Weighing In on the brouhaha, Conan O'Brien helpfully offered up a new mascot to replace the recently departed Muppets.
Steven Colbert sprayed Chick-fil-a sauce on both Mike Huckabee and Rick Santorum.
And this young lady called for a use of biblical jujitsu again the faith based fast food chain.
The mayor of Boston, Tom Menino, was joined in his public denunciation of Chick-fil-a by Rom Emanuel, the mayor of Chicago, and Ed Lee, the mayor of San Francisco. While Menino himself made his opposition to beleaguered fast food chain official with a letter to it's president. And all three of them were denounced by conservative/gay blogger, Andrew Sullivan and the Big Gulp hating (but fried chicken loving) Mayor of NYC who reasserted his support for marriage equality while saying
“It’s inappropriate for a city government, or a state government, or the federal government to look at somebody’s political views and decide whether or not they can live in the city, or operate a business in the city, or work for somebody in the city,”Here in Los Angeles the owner of the Hollywood Chick-fil-a took to the Facebooks and posted this very nice letter...

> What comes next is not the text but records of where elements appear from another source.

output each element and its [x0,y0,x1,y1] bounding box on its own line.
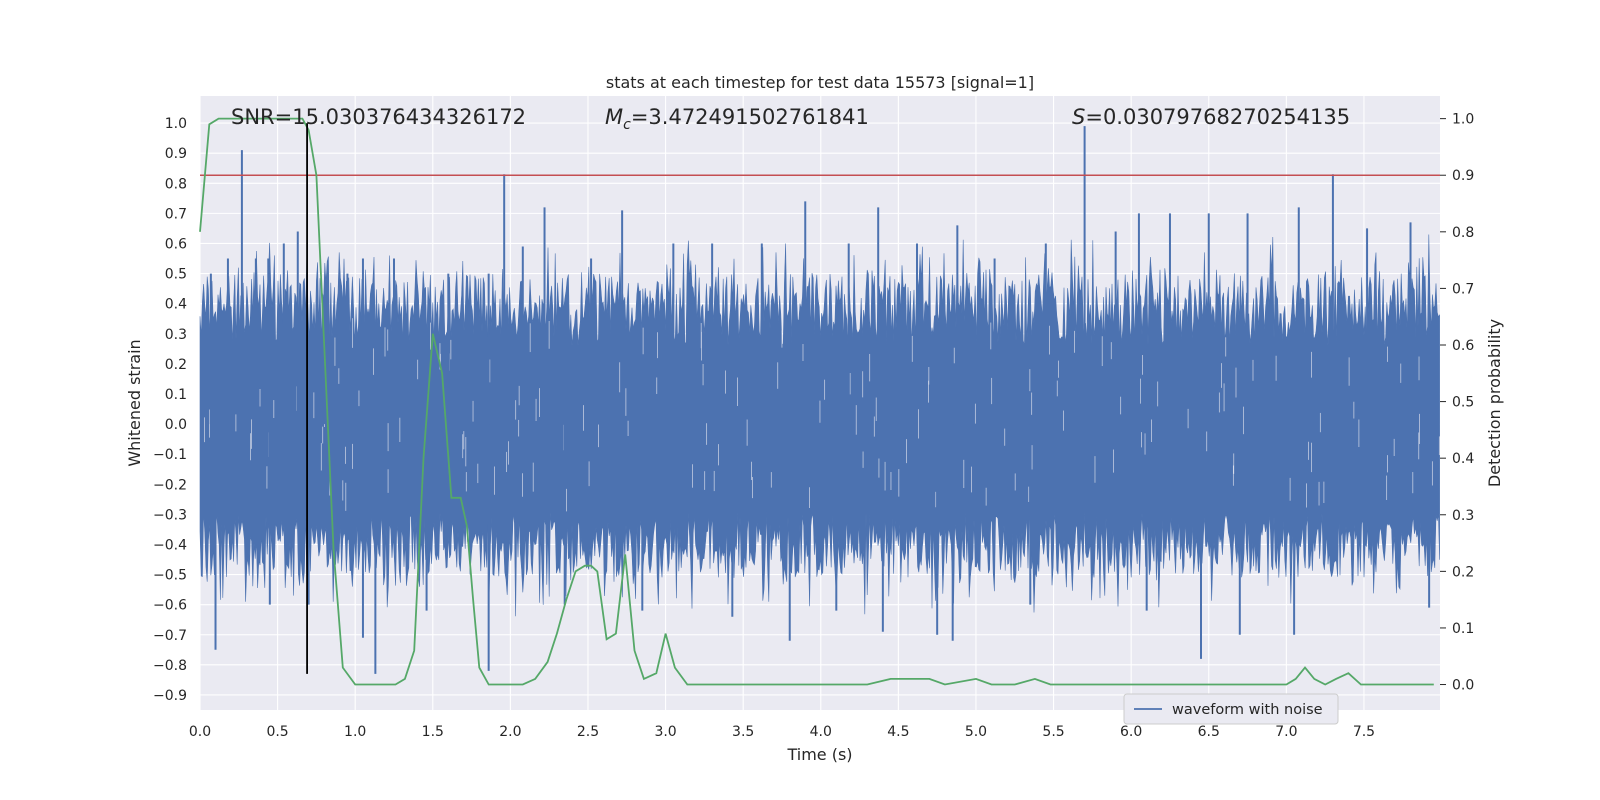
y-right-tick-label: 0.5 [1452,395,1474,411]
y-left-tick-label: 0.8 [165,176,187,192]
chirp-mass-value: =3.472491502761841 [631,105,869,129]
x-tick-labels: 0.0 0.5 1.0 1.5 2.0 2.5 3.0 3.5 4.0 4.5 5.0 5.5 6.0 6… [189,724,1375,740]
snr-annotation: SNR=15.030376434326172 [231,105,526,129]
x-tick-label: 1.0 [344,724,366,740]
y-right-tick-label: 0.7 [1452,281,1474,297]
y-left-tick-label: 0.7 [165,206,187,222]
y-right-tick-label: 0.0 [1452,678,1474,694]
x-tick-label: 3.5 [732,724,754,740]
y-right-tick-label: 1.0 [1452,112,1474,128]
y-right-tick-label: 0.3 [1452,508,1474,524]
y-left-tick-label: −0.1 [153,447,187,463]
x-axis-label: Time (s) [786,745,852,764]
x-tick-label: 6.0 [1120,724,1142,740]
s-value: =0.03079768270254135 [1085,105,1350,129]
x-tick-label: 1.5 [422,724,444,740]
y-left-tick-label: 0.2 [165,357,187,373]
y-left-tick-label: −0.6 [153,598,187,614]
y-left-tick-label: 0.6 [165,236,187,252]
x-tick-label: 5.0 [965,724,987,740]
y-axis-left-label: Whitened strain [125,339,144,466]
y-left-tick-label: 0.1 [165,387,187,403]
waveform-envelope [199,234,1440,617]
x-tick-label: 7.5 [1353,724,1375,740]
x-tick-label: 5.5 [1042,724,1064,740]
x-tick-label: 0.5 [266,724,288,740]
x-tick-label: 3.0 [654,724,676,740]
x-tick-label: 4.0 [810,724,832,740]
s-symbol: S [1072,105,1085,129]
y-left-tick-label: 0.0 [165,417,187,433]
y-left-tick-label: 0.3 [165,327,187,343]
x-tick-label: 4.5 [887,724,909,740]
waveform-series [199,126,1440,674]
y-axis-right-label: Detection probability [1485,319,1504,487]
y-left-tick-label: −0.8 [153,658,187,674]
chirp-mass-subscript: c [623,117,631,133]
y-left-tick-label: 0.9 [165,146,187,162]
chirp-mass-symbol: M [605,105,623,129]
legend: waveform with noise [1123,693,1339,725]
y-left-tick-label: 1.0 [165,116,187,132]
y-left-tick-label: −0.3 [153,507,187,523]
y-right-tick-label: 0.9 [1452,168,1474,184]
s-annotation: S=0.03079768270254135 [1072,105,1350,129]
y-right-tick-label: 0.8 [1452,225,1474,241]
detection-probability-line [199,117,1434,686]
y-right-tick-label: 0.4 [1452,451,1474,467]
y-left-tick-label: −0.9 [153,688,187,704]
legend-label: waveform with noise [1172,702,1323,718]
y-left-tick-label: 0.4 [165,297,187,313]
y-left-tick-label: −0.5 [153,568,187,584]
y-right-tick-label: 0.1 [1452,621,1474,637]
y-left-tick-label: −0.4 [153,537,187,553]
y-right-tick-labels: 1.0 0.9 0.8 0.7 0.6 0.5 0.4 0.3 0.2 0.1 0.0 [1440,112,1474,694]
y-right-tick-label: 0.6 [1452,338,1474,354]
chart-title: stats at each timestep for test data 155… [606,73,1034,92]
y-left-tick-labels: 1.0 0.9 0.8 0.7 0.6 0.5 0.4 0.3 0.2 0.1 0.0 −0.1 −0.… [153,116,187,704]
legend-box [1123,693,1339,725]
y-right-tick-label: 0.2 [1452,564,1474,580]
chirp-mass-annotation: Mc=3.472491502761841 [605,105,869,133]
x-tick-label: 2.0 [499,724,521,740]
y-left-tick-label: −0.7 [153,628,187,644]
x-tick-label: 6.5 [1198,724,1220,740]
y-left-tick-label: −0.2 [153,477,187,493]
x-tick-label: 7.0 [1275,724,1297,740]
x-tick-label: 2.5 [577,724,599,740]
x-tick-label: 0.0 [189,724,211,740]
y-left-tick-label: 0.5 [165,267,187,283]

But what Mr. Cillipam doesn't seem to realize is this isn't about the personally held opinions of the executive of a privately owned company (which he is entitled to) no is it about how politely treated I am at the local branch of that privately owned company (which i am sure has exemplary service). This is entirely about what that privately owned company does with those dollars after i spend them. And it just so happens this privately owned company takes those dollars and spends them on depriving my people of their natural rights.
Mr. Sullivan (who I admire greatly) says that the issue at hand is Freedom of Speech, and warns us that our equality cannot come at the expense of other's freedoms. And I agree with that. By the same token, I am deeply uncomfortable with the notion of the State passing out permits based on religious or political beliefs. I love Freedom of Speech with a depth and passion that borders on zealotry. I would defend to the death Mr. Cathy's right to call me a sodomite and an abomination, but I don't have to help buy him a printing press, and I'll be deep and cold in the ground before i allow a single penny of mine to fall into his coffers. And while I'll admit I let out a little cheer when I read Mayor Menino had pulled in the welcome mat to CFA, intellectually, the State picking winners and losers based on political belief is abhorrent to me. But I wonder what if Chick-fil-a was funding Holocaust denial, or terror abroad, or the re-introduction of racial segregation in public schools? How would I or Mr. Sullivan, or Mr. Bloomberg feel then?
Is it proper for the State to use it's vast array of powers against a private company if that company funds the oppression of it's citizenry?